Сегменты, имеющие клешни и ходильные ноги, связаны вместе в грудь.
Оставшуюся часть тела называют брюшком.
Его сегменты, по крайней мере пока Вы не достигнете конца хвоста, это «плавательные ножки», перистые придатки, помогающие при плавании, весьма важные для некоторых утонченно изящных креветок.
У крабов голова и грудь слились в одно большое целое, к которому прикреплены все первые десять пар конечностей.
Брюшко загнуто в обратную сторону под головогрудью так, что его нельзя увидеть сверху вообще.
Но если Вы перевернете краба, Вы можете ясно увидеть сегментный характер брюшка.
Рисунок ниже показывает типичное узкое брюшко самца краба.
Брюшко самки более широкое и напоминает передник, как его действительно называют.
Рак-отшельник необычен тем, что его брюшко асимметрично (чтобы вписываться в пустую раковину моллюска, которая служит ему домом), мягкое и не покрыто панцирем (потому что раковина моллюска обеспечивает защиту).
Чтобы составить представление о том, как замечательно тела ракообразных модифицированы в деталях, в то время как сам план строения тела вообще не изменен, посмотрите напротив на ряд рисунков известного зоолога девятнадцатого века Эрнста Геккеля, вероятно, самого преданного ученика Дарвина в Германии (преданность не была взаимна, но даже Дарвин, конечно, восхищался изобразительным мастерством Геккеля).
Так же, как со скелетом позвоночного, посмотрите на каждую часть тела этих крабов и речного рака, и увидите, что Вы неизменно обнаружите их точные аналоги во всех остальных.
Каждая часть экзоскелета соединяется с «такими же» частями, но формы самих частей очень различны.
Еще раз, «скелет» является неизменным, в то время как его части — вовсе нет.

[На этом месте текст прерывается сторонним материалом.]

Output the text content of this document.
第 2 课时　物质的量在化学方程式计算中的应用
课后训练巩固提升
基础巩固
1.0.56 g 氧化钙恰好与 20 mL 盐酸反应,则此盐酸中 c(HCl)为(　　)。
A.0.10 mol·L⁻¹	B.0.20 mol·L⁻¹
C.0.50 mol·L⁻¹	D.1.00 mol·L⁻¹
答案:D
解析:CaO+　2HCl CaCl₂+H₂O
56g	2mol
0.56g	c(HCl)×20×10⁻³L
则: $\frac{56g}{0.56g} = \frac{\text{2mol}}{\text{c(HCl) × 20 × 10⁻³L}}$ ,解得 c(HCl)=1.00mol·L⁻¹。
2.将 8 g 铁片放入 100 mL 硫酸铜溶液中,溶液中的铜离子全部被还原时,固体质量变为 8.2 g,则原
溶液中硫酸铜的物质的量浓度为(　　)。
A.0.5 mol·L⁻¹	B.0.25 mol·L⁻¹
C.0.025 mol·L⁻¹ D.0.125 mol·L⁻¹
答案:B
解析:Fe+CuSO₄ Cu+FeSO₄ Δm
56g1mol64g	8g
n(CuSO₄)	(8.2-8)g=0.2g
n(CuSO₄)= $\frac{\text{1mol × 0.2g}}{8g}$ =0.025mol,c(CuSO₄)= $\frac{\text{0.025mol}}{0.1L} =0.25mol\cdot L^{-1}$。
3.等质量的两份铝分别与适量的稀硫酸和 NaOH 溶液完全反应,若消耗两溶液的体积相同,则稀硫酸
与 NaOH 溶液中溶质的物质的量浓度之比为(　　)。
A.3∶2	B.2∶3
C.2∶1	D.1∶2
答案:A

И еще раз, очевидное — я бы сказал единственное разумное — объяснение в том, что все эти ракообразные унаследовали план их скелета от общего предка.
Отдельных их детали отлиты в богатое разнообразие форм.

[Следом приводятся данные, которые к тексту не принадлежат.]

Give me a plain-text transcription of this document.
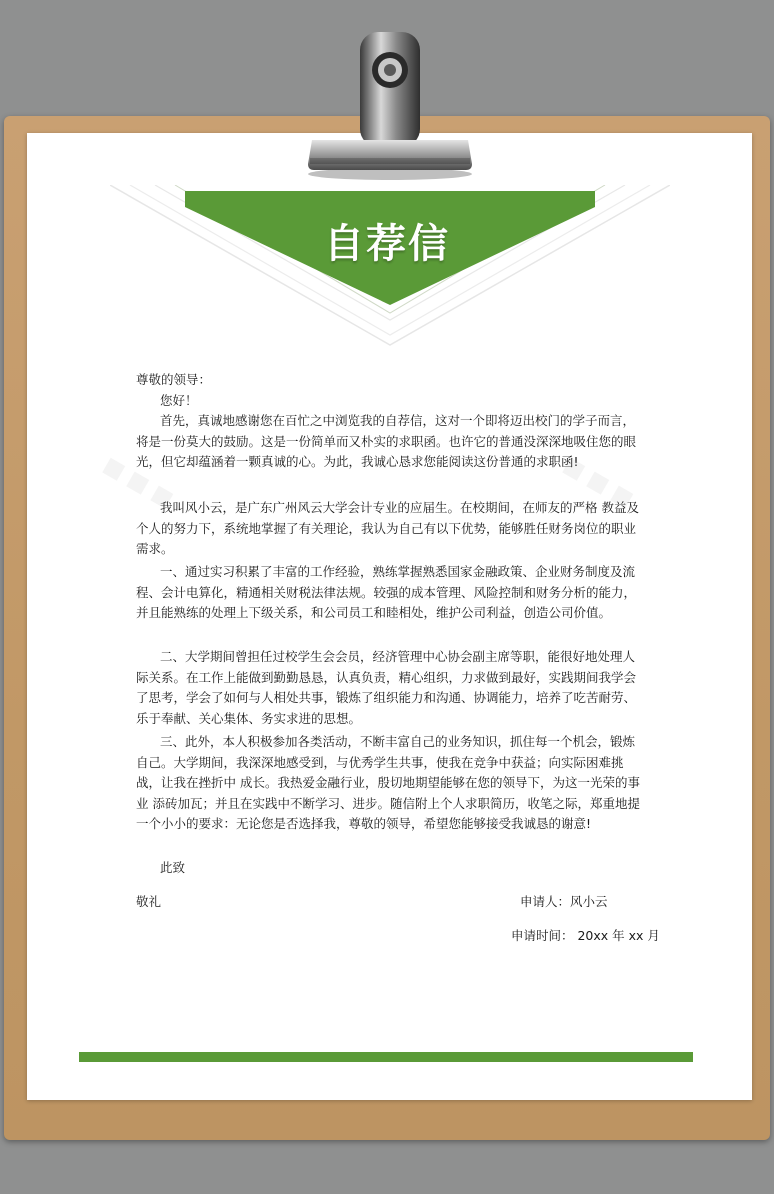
自荐信
■ ■ ■	■ ■ ■

尊敬的领导：

您好！

首先，真诚地感谢您在百忙之中浏览我的自荐信，这对一个即将迈出校门的学子而言，将是一份莫大的鼓励。这是一份简单而又朴实的求职函。也许它的普通没深深地吸住您的眼光，但它却蕴涵着一颗真诚的心。为此，我诚心恳求您能阅读这份普通的求职函!

我叫风小云，是广东广州风云大学会计专业的应届生。在校期间，在师友的严格 教益及个人的努力下，系统地掌握了有关理论，我认为自己有以下优势，能够胜任财务岗位的职业需求。

一、通过实习积累了丰富的工作经验，熟练掌握熟悉国家金融政策、企业财务制度及流程、会计电算化，精通相关财税法律法规。较强的成本管理、风险控制和财务分析的能力，并且能熟练的处理上下级关系，和公司员工和睦相处，维护公司利益，创造公司价值。

二、大学期间曾担任过校学生会会员，经济管理中心协会副主席等职，能很好地处理人际关系。在工作上能做到勤勤恳恳，认真负责，精心组织，力求做到最好，实践期间我学会了思考，学会了如何与人相处共事，锻炼了组织能力和沟通、协调能力，培养了吃苦耐劳、乐于奉献、关心集体、务实求进的思想。

三、此外，本人积极参加各类活动，不断丰富自己的业务知识，抓住每一个机会，锻炼自己。大学期间，我深深地感受到，与优秀学生共事，使我在竞争中获益；向实际困难挑战，让我在挫折中 成长。我热爱金融行业，殷切地期望能够在您的领导下，为这一光荣的事业 添砖加瓦；并且在实践中不断学习、进步。随信附上个人求职简历，收笔之际，郑重地提 一个小小的要求：无论您是否选择我，尊敬的领导，希望您能够接受我诚恳的谢意!

此致

敬礼	申请人：风小云
申请时间： 20xx 年 xx 月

Но сам план остается точно таким же, как был унаследован от предка.
ЧТО Д'АРСИ ТОМПСОН СДЕЛАЛ БЫ С КОМПЬЮТЕРОМ?
В 1917 году великий шотландский зоолог Д'арси Томпсон написал книгу под названием «Рост и Форма», в последней главе которой он представил свой знаменитый «метод трансформации».
Он чертил животное на миллиметровке, а затем искажал миллиметровку особым математически точно определимым способом и показывал, что форма первоначального животного превратилась в другое, родственное животное.